We had conversation because the line was moving slowly and I am a curious person.
He needed a hip replacement. The reason for the sling was that he had been out cutting firewood. He was limbing out a top when a branch spun around and spanked him from behind.
That put a crimp in his cash flow. He cuts firewood professionally.
He has been getting calls from customers. They thought they had plenty of firewood for the winter but are running out. Michigan typically experiences January temperatures of 20-to-30 degrees Fahrenheit with one or two dips down below zero. This year, temperatures have been much lower, for longer periods of time.
In addition, wind speeds have been up. Some of those large farmhouses are veritable sieves. Even the basement walls are porous. I have seen many foundations made of round, field stone with just enough mortar to keep them crumbling into a heap. A little bit of wind makes those old farmhouses much harder to heat.

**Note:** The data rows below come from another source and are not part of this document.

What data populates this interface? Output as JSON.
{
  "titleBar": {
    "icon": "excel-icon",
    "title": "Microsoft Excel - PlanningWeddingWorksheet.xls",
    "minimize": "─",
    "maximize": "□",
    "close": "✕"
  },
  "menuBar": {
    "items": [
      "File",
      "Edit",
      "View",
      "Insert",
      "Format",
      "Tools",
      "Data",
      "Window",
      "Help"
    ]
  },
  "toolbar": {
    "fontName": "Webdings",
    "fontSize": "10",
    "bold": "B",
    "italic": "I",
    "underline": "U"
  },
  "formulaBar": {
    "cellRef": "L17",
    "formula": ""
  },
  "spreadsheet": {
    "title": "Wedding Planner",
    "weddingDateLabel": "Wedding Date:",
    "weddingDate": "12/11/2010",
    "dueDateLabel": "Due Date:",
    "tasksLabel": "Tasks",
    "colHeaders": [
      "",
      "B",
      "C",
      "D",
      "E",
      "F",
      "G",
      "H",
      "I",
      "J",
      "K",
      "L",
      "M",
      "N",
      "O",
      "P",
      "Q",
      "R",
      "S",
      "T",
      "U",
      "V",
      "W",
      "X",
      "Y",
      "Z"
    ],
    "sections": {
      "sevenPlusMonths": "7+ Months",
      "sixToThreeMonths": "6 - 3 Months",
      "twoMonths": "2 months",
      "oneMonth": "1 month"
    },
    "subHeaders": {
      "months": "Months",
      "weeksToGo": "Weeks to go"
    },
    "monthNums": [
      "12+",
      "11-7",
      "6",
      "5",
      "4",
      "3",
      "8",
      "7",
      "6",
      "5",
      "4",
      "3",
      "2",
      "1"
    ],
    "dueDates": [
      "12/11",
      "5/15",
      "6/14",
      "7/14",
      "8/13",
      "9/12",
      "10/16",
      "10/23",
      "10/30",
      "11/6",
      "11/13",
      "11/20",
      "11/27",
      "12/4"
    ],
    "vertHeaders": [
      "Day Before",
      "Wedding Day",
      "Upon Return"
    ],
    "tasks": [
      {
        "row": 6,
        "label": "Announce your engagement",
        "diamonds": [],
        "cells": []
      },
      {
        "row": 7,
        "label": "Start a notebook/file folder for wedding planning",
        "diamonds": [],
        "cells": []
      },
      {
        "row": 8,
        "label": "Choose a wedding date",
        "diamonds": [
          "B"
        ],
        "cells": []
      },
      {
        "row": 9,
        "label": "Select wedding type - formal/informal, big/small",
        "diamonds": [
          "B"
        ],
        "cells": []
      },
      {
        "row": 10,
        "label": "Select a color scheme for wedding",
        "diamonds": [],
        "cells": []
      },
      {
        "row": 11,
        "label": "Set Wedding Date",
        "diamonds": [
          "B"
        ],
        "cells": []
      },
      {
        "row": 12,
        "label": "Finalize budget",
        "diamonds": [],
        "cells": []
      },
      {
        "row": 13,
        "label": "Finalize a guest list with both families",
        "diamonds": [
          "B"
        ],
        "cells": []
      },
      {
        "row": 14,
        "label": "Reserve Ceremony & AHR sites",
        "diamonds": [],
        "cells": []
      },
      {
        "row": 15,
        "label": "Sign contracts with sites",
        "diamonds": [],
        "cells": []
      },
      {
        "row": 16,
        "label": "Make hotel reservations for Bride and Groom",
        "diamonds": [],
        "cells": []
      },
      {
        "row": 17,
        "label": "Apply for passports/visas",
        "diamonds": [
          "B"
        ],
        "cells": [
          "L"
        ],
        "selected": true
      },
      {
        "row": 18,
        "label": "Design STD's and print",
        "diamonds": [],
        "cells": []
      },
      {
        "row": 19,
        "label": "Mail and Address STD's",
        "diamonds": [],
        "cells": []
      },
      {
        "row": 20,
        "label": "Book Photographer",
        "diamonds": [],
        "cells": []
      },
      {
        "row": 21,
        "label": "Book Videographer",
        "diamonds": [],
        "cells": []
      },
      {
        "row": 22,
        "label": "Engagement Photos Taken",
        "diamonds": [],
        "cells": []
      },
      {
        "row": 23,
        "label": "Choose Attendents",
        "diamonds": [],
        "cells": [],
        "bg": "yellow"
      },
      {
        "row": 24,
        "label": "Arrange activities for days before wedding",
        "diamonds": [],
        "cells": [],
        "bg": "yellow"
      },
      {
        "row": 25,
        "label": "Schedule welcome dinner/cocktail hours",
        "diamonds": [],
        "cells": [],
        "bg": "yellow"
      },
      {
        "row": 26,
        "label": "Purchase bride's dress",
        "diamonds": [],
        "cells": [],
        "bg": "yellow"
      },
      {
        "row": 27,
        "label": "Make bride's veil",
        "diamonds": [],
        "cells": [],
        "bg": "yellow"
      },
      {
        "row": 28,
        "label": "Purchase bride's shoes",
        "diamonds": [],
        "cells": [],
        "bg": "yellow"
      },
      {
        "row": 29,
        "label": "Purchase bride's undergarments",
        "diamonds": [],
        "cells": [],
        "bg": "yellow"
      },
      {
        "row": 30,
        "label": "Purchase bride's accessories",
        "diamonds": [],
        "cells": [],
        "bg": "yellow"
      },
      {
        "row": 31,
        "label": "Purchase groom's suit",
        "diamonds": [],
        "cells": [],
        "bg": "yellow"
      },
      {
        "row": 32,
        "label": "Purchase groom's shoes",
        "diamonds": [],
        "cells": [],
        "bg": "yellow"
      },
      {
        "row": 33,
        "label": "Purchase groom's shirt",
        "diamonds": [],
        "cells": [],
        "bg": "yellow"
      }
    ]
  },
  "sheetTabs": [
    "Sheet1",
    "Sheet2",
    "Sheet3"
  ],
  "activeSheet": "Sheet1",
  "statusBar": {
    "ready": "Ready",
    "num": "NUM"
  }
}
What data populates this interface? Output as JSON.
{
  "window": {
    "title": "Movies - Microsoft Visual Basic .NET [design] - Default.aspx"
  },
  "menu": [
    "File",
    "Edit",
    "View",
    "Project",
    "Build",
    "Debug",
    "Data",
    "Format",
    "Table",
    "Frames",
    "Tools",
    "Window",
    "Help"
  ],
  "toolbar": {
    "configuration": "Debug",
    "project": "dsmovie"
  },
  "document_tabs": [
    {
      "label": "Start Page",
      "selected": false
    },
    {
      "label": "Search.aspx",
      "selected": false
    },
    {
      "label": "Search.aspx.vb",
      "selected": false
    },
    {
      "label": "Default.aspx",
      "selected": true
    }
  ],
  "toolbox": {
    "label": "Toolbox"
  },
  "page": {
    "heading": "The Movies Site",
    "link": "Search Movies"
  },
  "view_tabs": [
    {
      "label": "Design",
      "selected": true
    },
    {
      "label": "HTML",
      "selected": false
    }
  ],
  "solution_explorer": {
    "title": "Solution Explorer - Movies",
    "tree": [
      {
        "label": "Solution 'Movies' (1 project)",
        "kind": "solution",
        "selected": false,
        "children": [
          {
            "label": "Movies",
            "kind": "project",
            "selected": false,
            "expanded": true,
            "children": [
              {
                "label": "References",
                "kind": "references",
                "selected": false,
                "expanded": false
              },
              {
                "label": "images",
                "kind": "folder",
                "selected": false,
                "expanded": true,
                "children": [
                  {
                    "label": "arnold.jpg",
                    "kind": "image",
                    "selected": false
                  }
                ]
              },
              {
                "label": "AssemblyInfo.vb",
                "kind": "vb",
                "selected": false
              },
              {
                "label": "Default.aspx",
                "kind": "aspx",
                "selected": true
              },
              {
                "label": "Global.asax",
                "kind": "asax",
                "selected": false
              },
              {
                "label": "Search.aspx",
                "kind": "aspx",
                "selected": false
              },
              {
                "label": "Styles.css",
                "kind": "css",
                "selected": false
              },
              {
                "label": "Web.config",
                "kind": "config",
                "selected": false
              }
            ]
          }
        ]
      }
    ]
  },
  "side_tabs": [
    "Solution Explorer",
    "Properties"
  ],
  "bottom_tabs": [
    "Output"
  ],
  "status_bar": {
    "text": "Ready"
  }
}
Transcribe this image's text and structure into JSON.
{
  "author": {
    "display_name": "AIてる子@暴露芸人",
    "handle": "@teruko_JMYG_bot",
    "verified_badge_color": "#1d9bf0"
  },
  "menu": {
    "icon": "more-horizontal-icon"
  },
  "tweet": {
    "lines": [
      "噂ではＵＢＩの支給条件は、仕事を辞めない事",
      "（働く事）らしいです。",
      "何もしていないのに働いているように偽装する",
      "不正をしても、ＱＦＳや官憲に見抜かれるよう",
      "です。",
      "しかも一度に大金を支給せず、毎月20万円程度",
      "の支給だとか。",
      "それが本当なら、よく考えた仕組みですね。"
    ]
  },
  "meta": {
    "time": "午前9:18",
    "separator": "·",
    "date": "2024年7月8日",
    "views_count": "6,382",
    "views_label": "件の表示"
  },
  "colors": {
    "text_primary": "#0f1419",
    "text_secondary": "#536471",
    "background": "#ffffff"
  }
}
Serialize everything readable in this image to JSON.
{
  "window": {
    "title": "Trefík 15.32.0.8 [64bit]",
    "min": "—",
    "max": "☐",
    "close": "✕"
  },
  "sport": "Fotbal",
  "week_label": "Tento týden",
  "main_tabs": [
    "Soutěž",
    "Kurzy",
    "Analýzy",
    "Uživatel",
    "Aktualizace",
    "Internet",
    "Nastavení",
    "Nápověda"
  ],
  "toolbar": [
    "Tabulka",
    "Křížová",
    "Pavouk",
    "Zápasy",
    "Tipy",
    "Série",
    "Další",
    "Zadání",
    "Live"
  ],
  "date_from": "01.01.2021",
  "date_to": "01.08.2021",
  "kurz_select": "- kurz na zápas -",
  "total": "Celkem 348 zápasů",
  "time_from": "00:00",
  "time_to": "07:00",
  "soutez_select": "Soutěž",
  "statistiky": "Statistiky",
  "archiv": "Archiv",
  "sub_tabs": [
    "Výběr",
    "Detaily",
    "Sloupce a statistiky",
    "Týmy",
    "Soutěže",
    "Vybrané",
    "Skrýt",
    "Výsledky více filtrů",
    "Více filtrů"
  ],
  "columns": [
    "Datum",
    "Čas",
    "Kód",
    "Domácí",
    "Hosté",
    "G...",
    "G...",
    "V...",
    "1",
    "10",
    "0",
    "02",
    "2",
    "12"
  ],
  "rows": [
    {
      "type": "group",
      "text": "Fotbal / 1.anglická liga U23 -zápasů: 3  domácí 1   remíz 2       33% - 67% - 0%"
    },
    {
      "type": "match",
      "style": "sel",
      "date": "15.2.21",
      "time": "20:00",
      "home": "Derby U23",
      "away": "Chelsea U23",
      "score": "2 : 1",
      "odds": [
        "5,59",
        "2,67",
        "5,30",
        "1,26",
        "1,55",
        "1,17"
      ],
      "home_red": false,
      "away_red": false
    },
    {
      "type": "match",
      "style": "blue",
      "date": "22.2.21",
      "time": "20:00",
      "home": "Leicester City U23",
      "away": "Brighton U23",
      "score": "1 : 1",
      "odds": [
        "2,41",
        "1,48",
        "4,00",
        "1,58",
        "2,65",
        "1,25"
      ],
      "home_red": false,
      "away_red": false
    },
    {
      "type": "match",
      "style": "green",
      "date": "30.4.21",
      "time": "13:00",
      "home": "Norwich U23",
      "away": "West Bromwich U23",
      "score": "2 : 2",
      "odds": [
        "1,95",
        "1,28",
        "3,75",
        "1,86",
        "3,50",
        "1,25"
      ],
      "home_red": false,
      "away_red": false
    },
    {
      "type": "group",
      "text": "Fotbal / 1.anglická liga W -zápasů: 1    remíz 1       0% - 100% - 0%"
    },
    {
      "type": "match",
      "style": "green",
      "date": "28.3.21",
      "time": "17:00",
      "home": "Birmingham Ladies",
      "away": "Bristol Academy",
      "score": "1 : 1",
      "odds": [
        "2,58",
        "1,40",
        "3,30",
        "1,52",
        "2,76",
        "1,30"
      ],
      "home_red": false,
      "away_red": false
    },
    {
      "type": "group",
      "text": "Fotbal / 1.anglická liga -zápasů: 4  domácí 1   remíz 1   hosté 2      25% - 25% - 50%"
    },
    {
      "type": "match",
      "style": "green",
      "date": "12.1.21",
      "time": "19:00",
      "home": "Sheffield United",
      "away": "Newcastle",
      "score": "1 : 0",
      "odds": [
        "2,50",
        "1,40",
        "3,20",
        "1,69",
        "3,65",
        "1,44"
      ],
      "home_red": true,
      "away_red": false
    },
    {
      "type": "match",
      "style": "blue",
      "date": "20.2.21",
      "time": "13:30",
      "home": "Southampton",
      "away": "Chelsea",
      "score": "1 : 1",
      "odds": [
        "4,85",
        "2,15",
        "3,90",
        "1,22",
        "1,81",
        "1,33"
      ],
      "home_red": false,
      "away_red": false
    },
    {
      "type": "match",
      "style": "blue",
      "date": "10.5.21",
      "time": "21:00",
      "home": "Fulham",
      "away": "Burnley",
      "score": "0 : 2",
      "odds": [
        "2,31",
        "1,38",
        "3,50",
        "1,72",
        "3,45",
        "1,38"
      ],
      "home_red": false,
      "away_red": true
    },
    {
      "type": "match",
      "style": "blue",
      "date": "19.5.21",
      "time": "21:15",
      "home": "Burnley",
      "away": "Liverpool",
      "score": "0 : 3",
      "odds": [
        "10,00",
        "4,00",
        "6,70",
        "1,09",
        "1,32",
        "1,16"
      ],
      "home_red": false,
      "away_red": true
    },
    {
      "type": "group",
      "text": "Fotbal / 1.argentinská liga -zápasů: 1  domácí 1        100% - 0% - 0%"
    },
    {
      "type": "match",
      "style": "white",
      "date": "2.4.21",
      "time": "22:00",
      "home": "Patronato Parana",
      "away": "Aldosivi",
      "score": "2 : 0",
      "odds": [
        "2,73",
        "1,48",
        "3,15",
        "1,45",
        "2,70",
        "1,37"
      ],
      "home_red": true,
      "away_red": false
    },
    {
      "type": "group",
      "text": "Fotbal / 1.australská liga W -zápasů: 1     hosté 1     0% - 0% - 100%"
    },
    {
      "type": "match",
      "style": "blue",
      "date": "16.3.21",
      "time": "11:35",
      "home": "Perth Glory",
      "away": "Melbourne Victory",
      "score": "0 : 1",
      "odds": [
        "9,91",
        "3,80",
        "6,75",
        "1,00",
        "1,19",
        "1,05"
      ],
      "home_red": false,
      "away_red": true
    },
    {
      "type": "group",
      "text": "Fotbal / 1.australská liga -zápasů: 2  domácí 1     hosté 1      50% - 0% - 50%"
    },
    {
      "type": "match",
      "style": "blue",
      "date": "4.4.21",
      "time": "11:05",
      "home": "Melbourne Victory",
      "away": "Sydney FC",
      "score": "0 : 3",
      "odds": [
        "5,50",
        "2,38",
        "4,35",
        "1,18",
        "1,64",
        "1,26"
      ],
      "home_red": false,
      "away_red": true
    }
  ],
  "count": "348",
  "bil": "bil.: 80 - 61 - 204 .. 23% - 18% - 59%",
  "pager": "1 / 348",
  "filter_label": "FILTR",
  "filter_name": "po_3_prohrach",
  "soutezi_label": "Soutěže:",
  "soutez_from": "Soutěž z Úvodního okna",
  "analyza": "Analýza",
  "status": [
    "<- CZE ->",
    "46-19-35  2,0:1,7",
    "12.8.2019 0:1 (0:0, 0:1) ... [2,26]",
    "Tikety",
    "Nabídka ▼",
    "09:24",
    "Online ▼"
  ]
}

Finally, we usually get a mid-January thaw that melts the snow, saturates the ground. The ground is ideal for driving on after it re-freezes. It is as hard as pavement. This year, we never had a mid-January thaw.
Snow in the woods
Snow is another factor contributing to the shortage of firewood. Almost nobody can get into the woods.
Yeah, people can ride around on snowmobiles but you cannot haul out 2 full cords of wood per trip with a Ski-doo. The deep snow drifts bog down trucks and conventional tractors. Think about it. The wind picks up the snow as it speeds across the open fields. It hits the woods and slows down. Where do you think the wind dumps all that snow it picked up?
The homeowners who have back up heating (usually LP), and can afford it will bite the bullet and heat with conventional. Those homeowners who do not have a back up system, or cannot afford to fill their fuel tank....well, they will be wearing a lot of sweaters.